🤖 AI Summary
Existing AI accelerator simulators (e.g., SCALE-Sim v2) lack integrated modeling of sparsity, multicore scalability, and fine-grained memory behavior. This work introduces the first modular, cycle-accurate, full-stack simulation platform tailored for modern AI accelerators. Our approach integrates five key innovations: (1) spatio-temporal multicore partitioning; (2) layer- and row-level sparse matrix multiplication; (3) Ramulator-driven DRAM modeling; (4) automatic data layout optimization; and (5) Accelergy-enabled energy-efficiency estimation. Built on a Python/C++ hybrid architecture, the platform supports both weight-stationary (WS) and output-stationary (OS) dataflows and multiple sparsity patterns. Experimental evaluation on ViT-base shows that a 64×64 systolic array achieves optimal energy-delay product (EdP); moreover, OS reduces total execution cycles—including DRAM stalls—by 30.1% versus WS, substantially correcting the bias inherent in conventional compute-only cycle estimates.
📝 Abstract
The rapid advancements in AI, scientific computing, and high-performance computing (HPC) have driven the need for versatile and efficient hardware accelerators. Existing tools like SCALE-Sim v2 provide valuable cycle-accurate simulations for systolic-array-based architectures but fall short in supporting key modern features such as sparsity, multi-core scalability, and comprehensive memory analysis. To address these limitations, we present SCALE-Sim v3, a modular, cycle-accurate simulator that extends the capabilities of its predecessor. SCALE-Sim v3 introduces five significant enhancements: multi-core simulation with spatio-temporal partitioning and hierarchical memory structures, support for sparse matrix multiplications (SpMM) with layer-wise and row-wise sparsity, integration with Ramulator for detailed DRAM analysis, precise data layout modeling to minimize memory stalls, and energy and power estimation via Accelergy.
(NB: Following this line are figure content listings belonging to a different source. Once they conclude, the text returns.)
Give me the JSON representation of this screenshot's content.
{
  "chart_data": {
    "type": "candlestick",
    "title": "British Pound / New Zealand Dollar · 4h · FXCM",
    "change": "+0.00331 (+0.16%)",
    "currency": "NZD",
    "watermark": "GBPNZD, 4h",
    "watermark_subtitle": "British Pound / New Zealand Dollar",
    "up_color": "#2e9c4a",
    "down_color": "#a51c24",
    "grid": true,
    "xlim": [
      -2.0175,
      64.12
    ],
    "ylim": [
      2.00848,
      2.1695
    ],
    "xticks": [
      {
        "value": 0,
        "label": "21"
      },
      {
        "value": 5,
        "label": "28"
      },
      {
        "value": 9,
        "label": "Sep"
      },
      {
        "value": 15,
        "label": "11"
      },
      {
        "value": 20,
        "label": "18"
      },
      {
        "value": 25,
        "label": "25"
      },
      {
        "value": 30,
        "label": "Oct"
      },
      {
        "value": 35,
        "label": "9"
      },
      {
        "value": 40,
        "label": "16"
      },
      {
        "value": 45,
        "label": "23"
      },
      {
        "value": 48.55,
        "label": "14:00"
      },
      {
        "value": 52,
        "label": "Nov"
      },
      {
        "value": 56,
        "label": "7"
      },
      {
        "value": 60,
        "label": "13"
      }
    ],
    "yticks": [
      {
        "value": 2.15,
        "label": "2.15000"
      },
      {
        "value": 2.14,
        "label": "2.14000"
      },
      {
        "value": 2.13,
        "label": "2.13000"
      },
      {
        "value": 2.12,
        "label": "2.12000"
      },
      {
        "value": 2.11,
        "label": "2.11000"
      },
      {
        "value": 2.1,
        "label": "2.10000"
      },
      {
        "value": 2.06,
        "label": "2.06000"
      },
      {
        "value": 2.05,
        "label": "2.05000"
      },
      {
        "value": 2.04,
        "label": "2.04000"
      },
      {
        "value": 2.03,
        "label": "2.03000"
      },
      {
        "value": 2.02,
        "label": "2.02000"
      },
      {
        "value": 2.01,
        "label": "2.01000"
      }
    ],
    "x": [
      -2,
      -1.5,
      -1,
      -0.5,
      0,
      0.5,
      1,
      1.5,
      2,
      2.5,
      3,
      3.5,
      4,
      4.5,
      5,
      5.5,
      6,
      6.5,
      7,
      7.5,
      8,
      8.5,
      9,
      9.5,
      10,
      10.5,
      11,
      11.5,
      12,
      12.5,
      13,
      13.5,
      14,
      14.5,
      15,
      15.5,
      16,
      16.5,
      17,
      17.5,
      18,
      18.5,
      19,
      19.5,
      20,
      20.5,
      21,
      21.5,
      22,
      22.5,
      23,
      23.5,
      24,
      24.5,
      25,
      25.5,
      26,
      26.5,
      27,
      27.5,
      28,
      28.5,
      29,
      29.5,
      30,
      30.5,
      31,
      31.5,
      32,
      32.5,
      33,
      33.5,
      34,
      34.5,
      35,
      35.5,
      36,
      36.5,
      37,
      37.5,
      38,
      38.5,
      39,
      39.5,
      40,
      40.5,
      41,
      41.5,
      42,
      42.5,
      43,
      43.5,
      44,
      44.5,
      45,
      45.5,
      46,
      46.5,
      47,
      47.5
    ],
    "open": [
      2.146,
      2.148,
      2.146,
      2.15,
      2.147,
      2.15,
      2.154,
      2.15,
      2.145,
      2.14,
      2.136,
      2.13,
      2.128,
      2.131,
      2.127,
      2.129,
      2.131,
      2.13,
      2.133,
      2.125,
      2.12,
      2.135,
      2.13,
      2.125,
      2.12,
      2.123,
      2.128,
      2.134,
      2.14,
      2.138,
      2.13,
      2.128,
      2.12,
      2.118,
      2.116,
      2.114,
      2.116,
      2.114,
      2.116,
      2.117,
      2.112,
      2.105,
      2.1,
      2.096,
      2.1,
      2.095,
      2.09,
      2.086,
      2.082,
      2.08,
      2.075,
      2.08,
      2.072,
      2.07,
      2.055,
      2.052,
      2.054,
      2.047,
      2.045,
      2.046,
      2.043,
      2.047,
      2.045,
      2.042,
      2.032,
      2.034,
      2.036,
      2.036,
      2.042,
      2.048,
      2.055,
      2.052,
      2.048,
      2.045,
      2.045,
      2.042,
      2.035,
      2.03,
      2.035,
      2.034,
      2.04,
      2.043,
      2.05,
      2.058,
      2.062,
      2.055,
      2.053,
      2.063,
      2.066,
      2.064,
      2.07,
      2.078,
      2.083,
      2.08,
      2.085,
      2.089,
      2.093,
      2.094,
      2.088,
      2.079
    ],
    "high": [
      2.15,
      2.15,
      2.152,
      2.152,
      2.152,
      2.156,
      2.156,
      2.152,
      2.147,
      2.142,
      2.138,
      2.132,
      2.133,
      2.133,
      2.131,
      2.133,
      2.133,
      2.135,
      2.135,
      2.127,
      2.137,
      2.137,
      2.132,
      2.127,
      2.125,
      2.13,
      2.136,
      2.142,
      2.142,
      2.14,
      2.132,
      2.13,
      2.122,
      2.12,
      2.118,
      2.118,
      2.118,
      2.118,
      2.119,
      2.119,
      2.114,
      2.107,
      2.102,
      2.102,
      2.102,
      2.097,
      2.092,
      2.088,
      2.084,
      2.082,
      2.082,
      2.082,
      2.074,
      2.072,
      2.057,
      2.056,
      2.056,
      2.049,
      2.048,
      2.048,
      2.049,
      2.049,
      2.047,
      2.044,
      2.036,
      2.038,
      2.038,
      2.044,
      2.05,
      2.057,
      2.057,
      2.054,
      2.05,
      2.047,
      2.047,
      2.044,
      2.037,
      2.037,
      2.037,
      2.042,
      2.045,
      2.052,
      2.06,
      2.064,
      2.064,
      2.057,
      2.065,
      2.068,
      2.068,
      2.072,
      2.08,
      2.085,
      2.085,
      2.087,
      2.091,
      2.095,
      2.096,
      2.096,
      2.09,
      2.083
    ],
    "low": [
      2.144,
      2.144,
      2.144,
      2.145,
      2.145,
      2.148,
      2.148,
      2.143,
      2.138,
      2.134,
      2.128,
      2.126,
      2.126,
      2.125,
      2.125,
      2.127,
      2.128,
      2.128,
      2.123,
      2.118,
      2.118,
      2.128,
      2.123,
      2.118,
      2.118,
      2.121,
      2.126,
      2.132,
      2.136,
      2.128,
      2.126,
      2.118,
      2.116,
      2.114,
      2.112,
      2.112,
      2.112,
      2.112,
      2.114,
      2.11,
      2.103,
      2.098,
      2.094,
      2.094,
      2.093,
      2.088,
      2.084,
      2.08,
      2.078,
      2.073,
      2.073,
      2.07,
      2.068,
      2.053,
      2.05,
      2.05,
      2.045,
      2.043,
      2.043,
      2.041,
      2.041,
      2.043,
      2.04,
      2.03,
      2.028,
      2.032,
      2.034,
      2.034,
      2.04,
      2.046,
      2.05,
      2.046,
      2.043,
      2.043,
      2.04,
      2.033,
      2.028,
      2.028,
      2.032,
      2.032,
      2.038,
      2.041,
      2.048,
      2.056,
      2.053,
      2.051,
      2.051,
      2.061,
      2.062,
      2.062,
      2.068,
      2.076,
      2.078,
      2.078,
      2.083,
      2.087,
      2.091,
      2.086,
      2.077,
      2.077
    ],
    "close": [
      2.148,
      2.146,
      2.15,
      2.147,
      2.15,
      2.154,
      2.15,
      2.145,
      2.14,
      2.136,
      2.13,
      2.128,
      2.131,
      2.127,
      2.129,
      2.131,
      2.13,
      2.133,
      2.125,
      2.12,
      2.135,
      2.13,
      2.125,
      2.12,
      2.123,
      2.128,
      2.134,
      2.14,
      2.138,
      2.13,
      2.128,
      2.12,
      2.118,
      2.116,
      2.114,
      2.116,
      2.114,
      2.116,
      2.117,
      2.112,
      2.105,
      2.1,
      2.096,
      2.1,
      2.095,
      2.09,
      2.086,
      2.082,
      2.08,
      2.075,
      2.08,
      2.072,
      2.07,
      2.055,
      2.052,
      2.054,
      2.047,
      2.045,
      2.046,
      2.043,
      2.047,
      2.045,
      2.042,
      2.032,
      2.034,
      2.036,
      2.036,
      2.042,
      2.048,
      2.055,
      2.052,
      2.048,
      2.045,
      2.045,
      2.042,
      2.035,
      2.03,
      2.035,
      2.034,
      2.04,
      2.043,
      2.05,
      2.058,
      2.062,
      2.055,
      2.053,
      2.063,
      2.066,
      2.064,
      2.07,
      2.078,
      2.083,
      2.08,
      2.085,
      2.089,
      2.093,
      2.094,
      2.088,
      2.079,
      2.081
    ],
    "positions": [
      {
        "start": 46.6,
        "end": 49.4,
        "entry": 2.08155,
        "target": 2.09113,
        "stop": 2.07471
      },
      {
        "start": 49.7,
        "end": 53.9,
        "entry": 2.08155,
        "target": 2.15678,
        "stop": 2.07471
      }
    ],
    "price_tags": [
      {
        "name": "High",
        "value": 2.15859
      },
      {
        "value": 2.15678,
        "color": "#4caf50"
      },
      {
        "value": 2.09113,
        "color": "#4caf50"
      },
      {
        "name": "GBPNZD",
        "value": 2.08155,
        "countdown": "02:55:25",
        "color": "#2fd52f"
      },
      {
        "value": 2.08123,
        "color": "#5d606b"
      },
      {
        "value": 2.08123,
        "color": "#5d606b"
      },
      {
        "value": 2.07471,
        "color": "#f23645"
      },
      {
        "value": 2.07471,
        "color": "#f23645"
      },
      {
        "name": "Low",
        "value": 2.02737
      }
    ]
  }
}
These improvements enable deeper end-to-end system analysis for modern AI accelerators, accommodating a wide variety of systems and workloads and providing detailed full-system insights into latency, bandwidth, and power efficiency. A 128x128 array is 6.53x faster than a 32x32 array for ViT-base, using only latency as a metric. However, SCALE-Sim v3 finds that 32x32 is 2.86x more energy-efficient due to better utilization and lower leakage energy. For EdP, 64x64 outperforms both 128x128 and 32x32 for ViT-base. SCALE-Sim v2 shows a 21% reduction in compute cycles for six ResNet18 layers using weight-stationary (WS) dataflow compared to output-stationary (OS). However, when factoring in DRAM stalls, OS dataflow exhibits 30.1% lower execution cycles compared to WS, highlighting the critical role of detailed DRAM analysis.